Para forçar a demonstração, a Folha, deixa fora do calculo dos aportes federais para São Paulo, o dinheiro do BNDES e da Caixa Econômica Federal. O dinheiro da Caixa para financiar obras na área de habitação ou saneamento, fica fora do calculo. O dinheiro do BNDES, seja para transporte ou outros investimentos, também fica fora.

“A Folha considerou apenas o dinheiro que tem como origem os orçamentos da União, do Estado e da prefeitura, excluindo financiamentos da Caixa Econômica Federal e do BNDES (Banco Nacional de Desenvolvimento Econômico e Social) e investimentos privados.” (FSP: Estado e prefeitura dão 65% da verba para PAC paulistano)

Quando a mídia procura demonstrar que o governo federal privilegia, no rapasse de verbas, sua “base aliada” ou as prefeituras do PT, essa distinção entre os Bancos federais e o governo, some. Os bancos viram currais aparelhados pelo petismo e o dinheiro repassado por elas mostra um direcionamento partidário.

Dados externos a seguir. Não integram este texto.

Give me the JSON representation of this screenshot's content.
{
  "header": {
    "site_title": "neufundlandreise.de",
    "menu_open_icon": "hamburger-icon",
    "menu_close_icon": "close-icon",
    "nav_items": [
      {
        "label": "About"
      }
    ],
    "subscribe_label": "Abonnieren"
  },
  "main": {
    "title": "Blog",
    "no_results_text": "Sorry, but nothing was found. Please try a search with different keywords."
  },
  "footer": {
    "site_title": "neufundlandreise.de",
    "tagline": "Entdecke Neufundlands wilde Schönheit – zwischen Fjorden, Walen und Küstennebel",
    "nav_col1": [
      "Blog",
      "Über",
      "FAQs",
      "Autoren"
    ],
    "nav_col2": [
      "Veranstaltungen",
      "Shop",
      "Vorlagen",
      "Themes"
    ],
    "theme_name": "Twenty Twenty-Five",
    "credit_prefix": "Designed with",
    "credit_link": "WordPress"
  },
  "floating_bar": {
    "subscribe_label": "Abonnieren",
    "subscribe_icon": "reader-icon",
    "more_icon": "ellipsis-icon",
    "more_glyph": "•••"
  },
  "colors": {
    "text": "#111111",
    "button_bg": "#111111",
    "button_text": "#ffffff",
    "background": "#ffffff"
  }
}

Já quando se trata de travestir os tucanos em padastros do PAC em São Paulo, o dinheiro das instituições federais não conta.

Prosseguindo com a demonstração a Folha “interpreta” o investimento do governo federal no metrô, como dinheiro estadual. A verdade é outra, PAC ou não. O governo estadual deve pagar 13% do total das suas receitas para amortizar o endividamento do Estado de São Paulo. O governador Serra tentou driblar esta exigência em relação à receita obtida pela venda da folha de pagamento dos servidores (o que ele já tinha feito na prefeitura e que motiva até agora a suspensão do repasse federal para o Reluz por decisão da Receita Federal, que considera a Prefeitura inadimplente). Ele preferiu pagar à União o 13% que devia.

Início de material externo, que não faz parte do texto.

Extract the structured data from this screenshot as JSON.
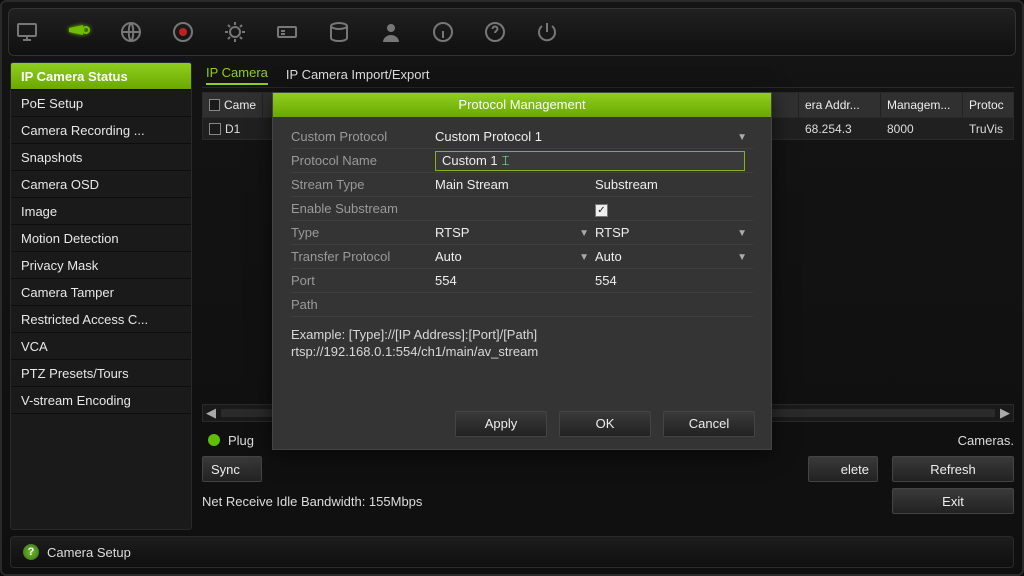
{
  "toolbar_icons": [
    "monitor",
    "camera",
    "globe",
    "record",
    "alarm",
    "card",
    "hdd",
    "user",
    "info",
    "help",
    "power"
  ],
  "sidebar": {
    "items": [
      {
        "label": "IP Camera Status"
      },
      {
        "label": "PoE Setup"
      },
      {
        "label": "Camera Recording ..."
      },
      {
        "label": "Snapshots"
      },
      {
        "label": "Camera OSD"
      },
      {
        "label": "Image"
      },
      {
        "label": "Motion Detection"
      },
      {
        "label": "Privacy Mask"
      },
      {
        "label": "Camera Tamper"
      },
      {
        "label": "Restricted Access C..."
      },
      {
        "label": "VCA"
      },
      {
        "label": "PTZ Presets/Tours"
      },
      {
        "label": "V-stream Encoding"
      }
    ],
    "active_index": 0
  },
  "tabs": [
    {
      "label": "IP Camera"
    },
    {
      "label": "IP Camera Import/Export"
    }
  ],
  "tabs_active_index": 0,
  "table": {
    "headers": {
      "camera_no": "Came",
      "addr": "era Addr...",
      "management": "Managem...",
      "protocol": "Protoc"
    },
    "row": {
      "camera": "D1",
      "addr": "68.254.3",
      "management": "8000",
      "protocol": "TruVis"
    }
  },
  "status_line": {
    "prefix": "Plug",
    "suffix": "Cameras."
  },
  "buttons_bg": {
    "sync": "Sync",
    "delete": "elete",
    "refresh": "Refresh",
    "exit": "Exit"
  },
  "bandwidth": "Net Receive Idle Bandwidth: 155Mbps",
  "dialog": {
    "title": "Protocol Management",
    "fields": {
      "custom_protocol_label": "Custom Protocol",
      "custom_protocol_value": "Custom Protocol 1",
      "protocol_name_label": "Protocol Name",
      "protocol_name_value": "Custom 1",
      "stream_type_label": "Stream Type",
      "stream_main": "Main Stream",
      "stream_sub": "Substream",
      "enable_sub_label": "Enable Substream",
      "enable_sub_checked": true,
      "type_label": "Type",
      "type_main": "RTSP",
      "type_sub": "RTSP",
      "transfer_label": "Transfer Protocol",
      "transfer_main": "Auto",
      "transfer_sub": "Auto",
      "port_label": "Port",
      "port_main": "554",
      "port_sub": "554",
      "path_label": "Path"
    },
    "example_line1": "Example: [Type]://[IP Address]:[Port]/[Path]",
    "example_line2": "rtsp://192.168.0.1:554/ch1/main/av_stream",
    "buttons": {
      "apply": "Apply",
      "ok": "OK",
      "cancel": "Cancel"
    }
  },
  "footer": {
    "label": "Camera Setup"
  }
}
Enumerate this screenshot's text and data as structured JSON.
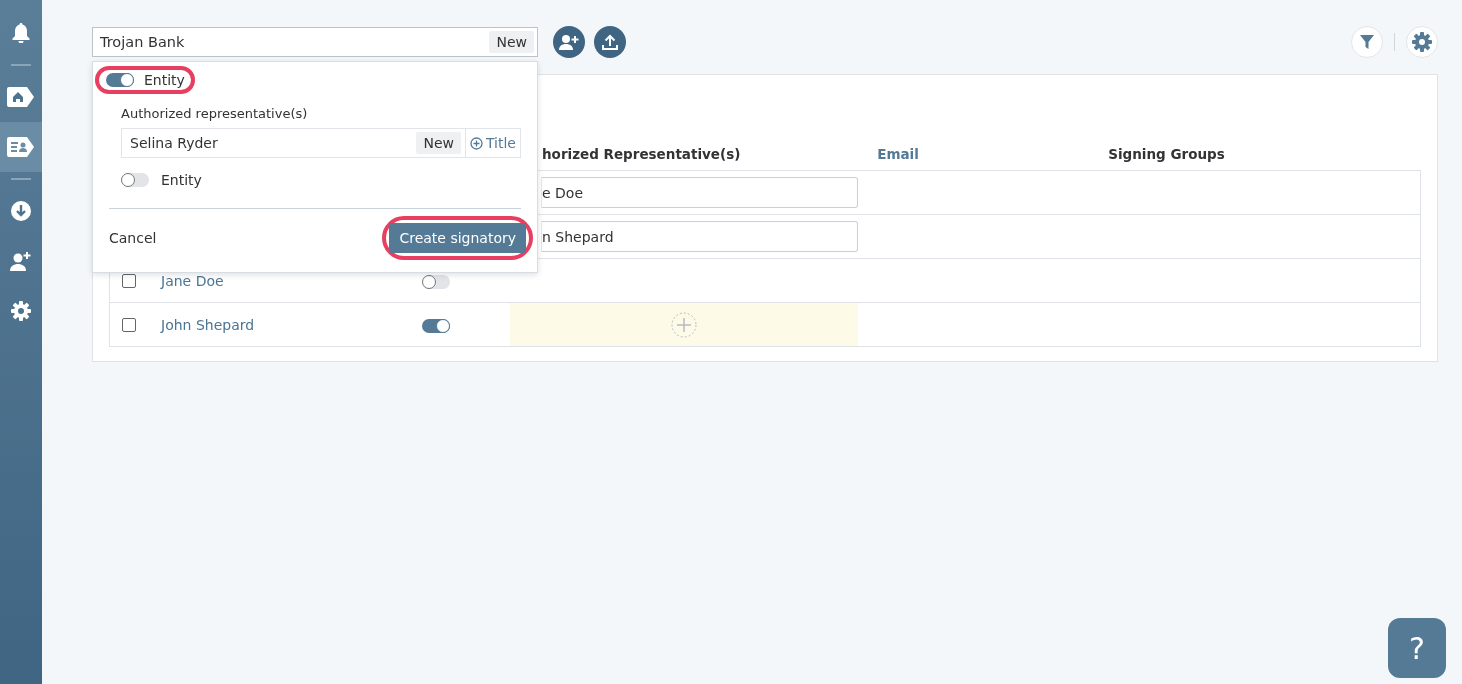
{
  "sidebar": {
    "items": [
      {
        "kind": "bell",
        "selected": false
      },
      {
        "kind": "divider"
      },
      {
        "kind": "home",
        "selected": false
      },
      {
        "kind": "contacts",
        "selected": true
      },
      {
        "kind": "divider"
      },
      {
        "kind": "download",
        "selected": false
      },
      {
        "kind": "add-user",
        "selected": false
      },
      {
        "kind": "gear",
        "selected": false
      }
    ]
  },
  "search_field": {
    "value": "Trojan Bank",
    "new_button": "New"
  },
  "popup": {
    "entity_toggle": {
      "label": "Entity",
      "on": true,
      "highlighted": true
    },
    "rep_label": "Authorized representative(s)",
    "rep_field": {
      "value": "Selina Ryder",
      "new_button": "New",
      "title_button": "Title"
    },
    "rep_entity_toggle": {
      "label": "Entity",
      "on": false
    },
    "cancel": "Cancel",
    "create_button": {
      "label": "Create signatory",
      "highlighted": true
    }
  },
  "table": {
    "columns": [
      {
        "label": "horized Representative(s)",
        "sorted": false
      },
      {
        "label": "Email",
        "sorted": true
      },
      {
        "label": "Signing Groups",
        "sorted": false
      }
    ],
    "rows": [
      {
        "kind": "representative",
        "representative": "e Doe"
      },
      {
        "kind": "representative",
        "representative": "n Shepard"
      },
      {
        "kind": "signer",
        "checked": false,
        "name": "Jane Doe",
        "entity": false,
        "adding": false
      },
      {
        "kind": "signer",
        "checked": false,
        "name": "John Shepard",
        "entity": true,
        "adding": true
      }
    ]
  },
  "help_button": "?"
}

Por isso a distinção feita agora pela Folha, esteve ausente quando Lula, Serra e Kassab anunciaram essas obras no metrô como parte do PAC:

“A Companhia do Metropolitano de São Paulo (Metrô) recebeu ontem financiamento de R$ 1,58 bilhão do Banco Nacional de Desenvolvimento Econômico e Social (BNDES) para obras de expansão da Linha 2-Verde, do Alto do Ipiranga, na zona sul, até a Vila Prudente, na zona leste. O anúncio foi feito em evento na Favela de Heliópolis com a presença do presidente Luiz Inácio Lula da Silva, do governador, José Serra (PSDB) e do prefeito Gilberto Kassab (DEM). Ao todo foram liberados R$ 4,32 bilhões para o Estado pelo Programa de Aceleração do Crescimento (PAC).”(OESP Governo federal libera verba para 4,3 km da Linha 2 do metrô).

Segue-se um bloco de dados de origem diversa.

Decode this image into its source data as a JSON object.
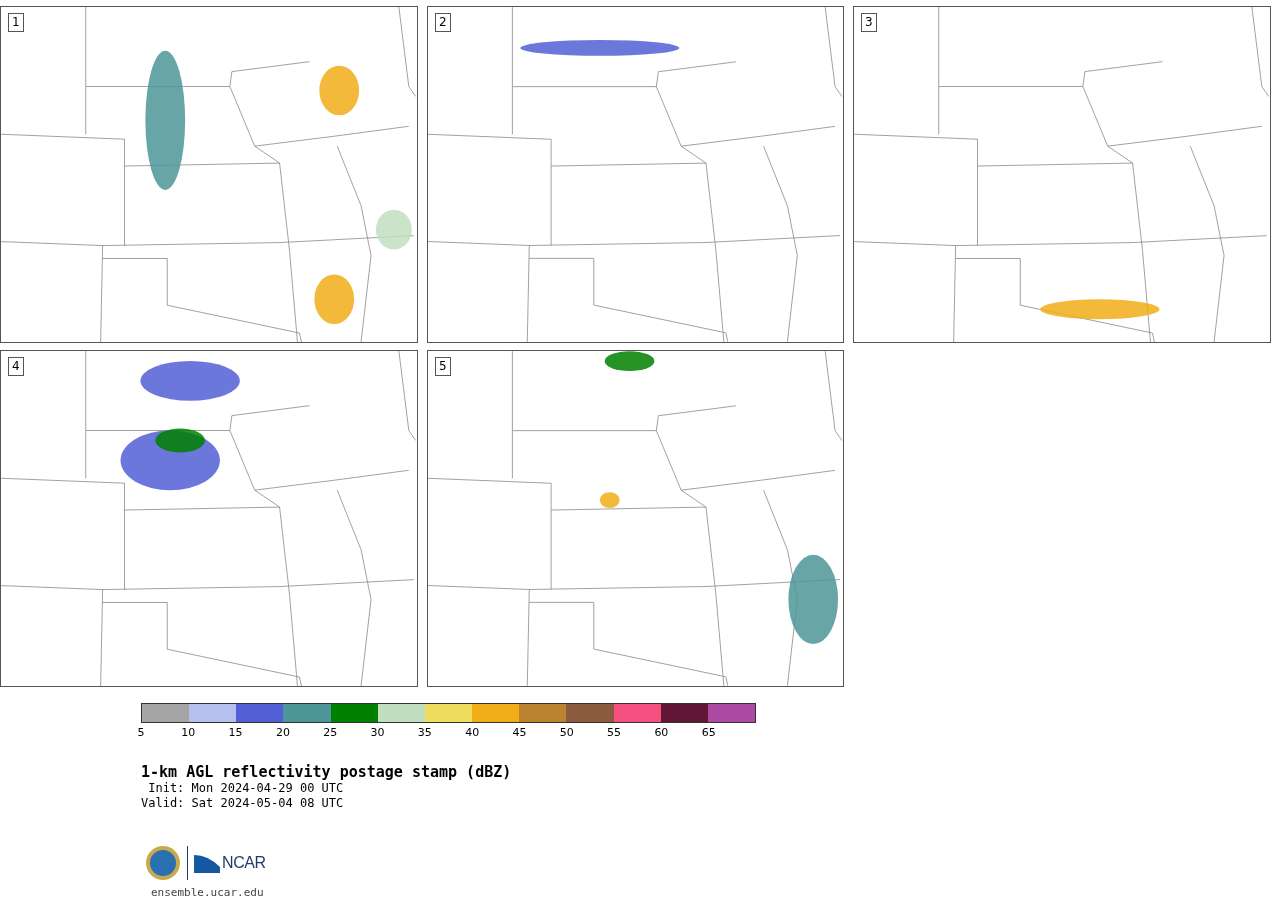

Em outro exemplo, o ex-fura-fila, que começou a ser financiado, via BNDES, no governo FHC. O investimento federal foi decisivo para a realização de uma parte da obra durante o governo Marta, que também utilizou os recursos federais para o investimento em transporte a partir de 2003 e nos 10Km que foram inaugurados por Kassab, no rebatizado Expresso Tiradentes. (Governo Lula financia o transporte público da cidade de São Paulo; Governo Lula investe no Metrô de São Paulo).

No PAC, a vontade de “distinguir”, da Folha, não tem sentido, na medida em que “A lógica do PAC é organizar os investimentos do setor público, nas suas três esferas, e da iniciativa privada. Salientamos que os investimentos, especialmente nas áreas de saneamento e habitação, foram discutidos e decididos em conjunto com o governo do Estado e a Prefeitura de São Paulo”, como disse a assessoria da Casa Civil.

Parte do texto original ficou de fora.